Napster is coming to O2 (the UK mobile operator) but in a slightly counter intuitive way. Instead of O2 customers having the opportunity to have the full fledged subscription service on their mobile they instead get to search, preview and buy (a la carte) from the Napster catalogue on their devices, with Ericsson acting as facilitator.
Is it significant? Well from an O2 customer perspective you now have a deeper catalogue to chose from but beyond that I’m not so sure of the significance.
First it delivers in dual delivery which is basically saying “we know that the file you’ve bought on your mobile is of such poor quality that we’ll send you a decent quality one to your PC.” Fine it’s arguably an adequate solution for today’s mobile network capabilities but it isn’t equipped for the long run. The distinctions between mobile and PC are blurring, driven by more consumers hooking up their mobiles to PCs, sideloading music and accessing the world wide web on device. Nokia and Apple have evolved their businesses to help drive this change, by making one standard store that you can access by mobile or PC and get the same file quality and type. This is the sort of future proofing that dual delivery doesn’t have.

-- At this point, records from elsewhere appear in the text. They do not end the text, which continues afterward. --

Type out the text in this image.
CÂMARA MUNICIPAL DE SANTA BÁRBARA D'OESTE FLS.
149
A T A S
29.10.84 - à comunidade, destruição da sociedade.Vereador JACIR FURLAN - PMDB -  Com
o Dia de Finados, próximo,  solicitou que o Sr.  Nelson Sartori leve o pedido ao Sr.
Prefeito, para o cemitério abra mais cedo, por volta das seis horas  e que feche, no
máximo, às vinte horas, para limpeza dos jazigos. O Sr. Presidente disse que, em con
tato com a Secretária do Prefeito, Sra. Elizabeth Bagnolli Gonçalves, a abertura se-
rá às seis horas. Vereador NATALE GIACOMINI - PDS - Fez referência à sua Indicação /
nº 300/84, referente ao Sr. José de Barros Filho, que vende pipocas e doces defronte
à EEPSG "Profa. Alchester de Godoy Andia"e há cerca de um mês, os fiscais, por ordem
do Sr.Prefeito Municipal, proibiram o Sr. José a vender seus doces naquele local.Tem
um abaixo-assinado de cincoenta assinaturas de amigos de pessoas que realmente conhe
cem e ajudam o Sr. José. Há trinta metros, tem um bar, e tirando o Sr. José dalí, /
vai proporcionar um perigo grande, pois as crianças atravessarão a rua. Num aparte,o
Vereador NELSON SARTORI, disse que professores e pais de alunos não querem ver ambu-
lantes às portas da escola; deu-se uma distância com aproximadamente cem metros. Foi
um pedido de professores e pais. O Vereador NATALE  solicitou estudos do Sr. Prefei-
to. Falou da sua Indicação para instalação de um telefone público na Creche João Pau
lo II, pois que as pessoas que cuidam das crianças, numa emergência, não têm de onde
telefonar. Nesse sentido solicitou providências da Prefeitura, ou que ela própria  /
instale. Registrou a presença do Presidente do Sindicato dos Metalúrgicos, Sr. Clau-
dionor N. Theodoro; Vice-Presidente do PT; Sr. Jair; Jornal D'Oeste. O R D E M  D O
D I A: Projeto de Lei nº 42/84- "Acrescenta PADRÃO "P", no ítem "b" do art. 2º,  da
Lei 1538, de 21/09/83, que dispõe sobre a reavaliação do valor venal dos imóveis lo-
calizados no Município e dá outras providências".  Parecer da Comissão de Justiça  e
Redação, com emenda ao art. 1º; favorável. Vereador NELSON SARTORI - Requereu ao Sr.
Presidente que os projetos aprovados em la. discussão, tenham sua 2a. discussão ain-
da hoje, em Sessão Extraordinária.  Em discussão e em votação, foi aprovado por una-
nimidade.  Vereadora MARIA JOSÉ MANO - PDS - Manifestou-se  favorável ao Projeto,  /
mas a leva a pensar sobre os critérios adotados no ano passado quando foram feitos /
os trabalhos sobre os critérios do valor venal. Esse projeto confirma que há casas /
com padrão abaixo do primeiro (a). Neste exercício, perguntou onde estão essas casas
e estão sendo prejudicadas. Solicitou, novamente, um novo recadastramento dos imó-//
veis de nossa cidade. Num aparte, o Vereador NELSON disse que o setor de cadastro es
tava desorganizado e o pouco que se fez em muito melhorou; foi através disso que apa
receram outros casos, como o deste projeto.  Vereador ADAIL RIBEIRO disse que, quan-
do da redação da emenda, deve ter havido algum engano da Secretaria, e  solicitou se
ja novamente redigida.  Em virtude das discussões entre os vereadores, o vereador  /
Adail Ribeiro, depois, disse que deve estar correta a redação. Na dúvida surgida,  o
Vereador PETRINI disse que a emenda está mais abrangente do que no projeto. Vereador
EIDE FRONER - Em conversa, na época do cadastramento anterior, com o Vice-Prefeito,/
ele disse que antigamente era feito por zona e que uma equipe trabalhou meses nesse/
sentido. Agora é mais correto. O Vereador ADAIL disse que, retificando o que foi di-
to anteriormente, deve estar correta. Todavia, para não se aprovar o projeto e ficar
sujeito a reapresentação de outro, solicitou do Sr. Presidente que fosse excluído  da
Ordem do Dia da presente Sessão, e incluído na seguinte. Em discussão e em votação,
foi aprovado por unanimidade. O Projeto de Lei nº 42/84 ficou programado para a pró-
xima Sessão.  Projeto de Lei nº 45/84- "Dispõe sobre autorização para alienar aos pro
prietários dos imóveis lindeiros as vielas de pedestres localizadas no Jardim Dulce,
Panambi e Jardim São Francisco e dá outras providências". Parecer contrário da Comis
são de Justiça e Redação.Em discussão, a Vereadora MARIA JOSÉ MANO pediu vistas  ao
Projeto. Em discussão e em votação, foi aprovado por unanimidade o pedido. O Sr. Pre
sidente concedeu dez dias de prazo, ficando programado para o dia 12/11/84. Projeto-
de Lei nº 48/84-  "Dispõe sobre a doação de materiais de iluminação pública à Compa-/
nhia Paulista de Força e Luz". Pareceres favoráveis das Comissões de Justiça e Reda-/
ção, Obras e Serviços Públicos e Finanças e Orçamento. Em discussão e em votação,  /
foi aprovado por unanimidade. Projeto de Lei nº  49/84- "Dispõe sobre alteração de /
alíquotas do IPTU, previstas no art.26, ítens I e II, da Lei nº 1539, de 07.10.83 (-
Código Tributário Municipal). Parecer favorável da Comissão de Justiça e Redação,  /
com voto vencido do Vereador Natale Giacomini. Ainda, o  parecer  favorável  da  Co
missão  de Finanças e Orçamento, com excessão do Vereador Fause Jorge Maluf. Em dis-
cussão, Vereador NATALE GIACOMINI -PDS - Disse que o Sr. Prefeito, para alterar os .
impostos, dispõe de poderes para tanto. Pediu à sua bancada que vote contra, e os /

But the bigger issue for me is that this is just another download store. Admittedly it has good catalogue and discovery but as a download store it is entering an overly crowded marketplace and lacks differentiation. The irony is that as much as subscription services have failed on the PC in Europe, they have some potential on mobile, at the right price point. But that opportunity hasn’t been tapped here. As a download store, O2 isn’t just competing with Vodafone and Orange, they’re head to head against Apple and few come out of that face off smelling of roses.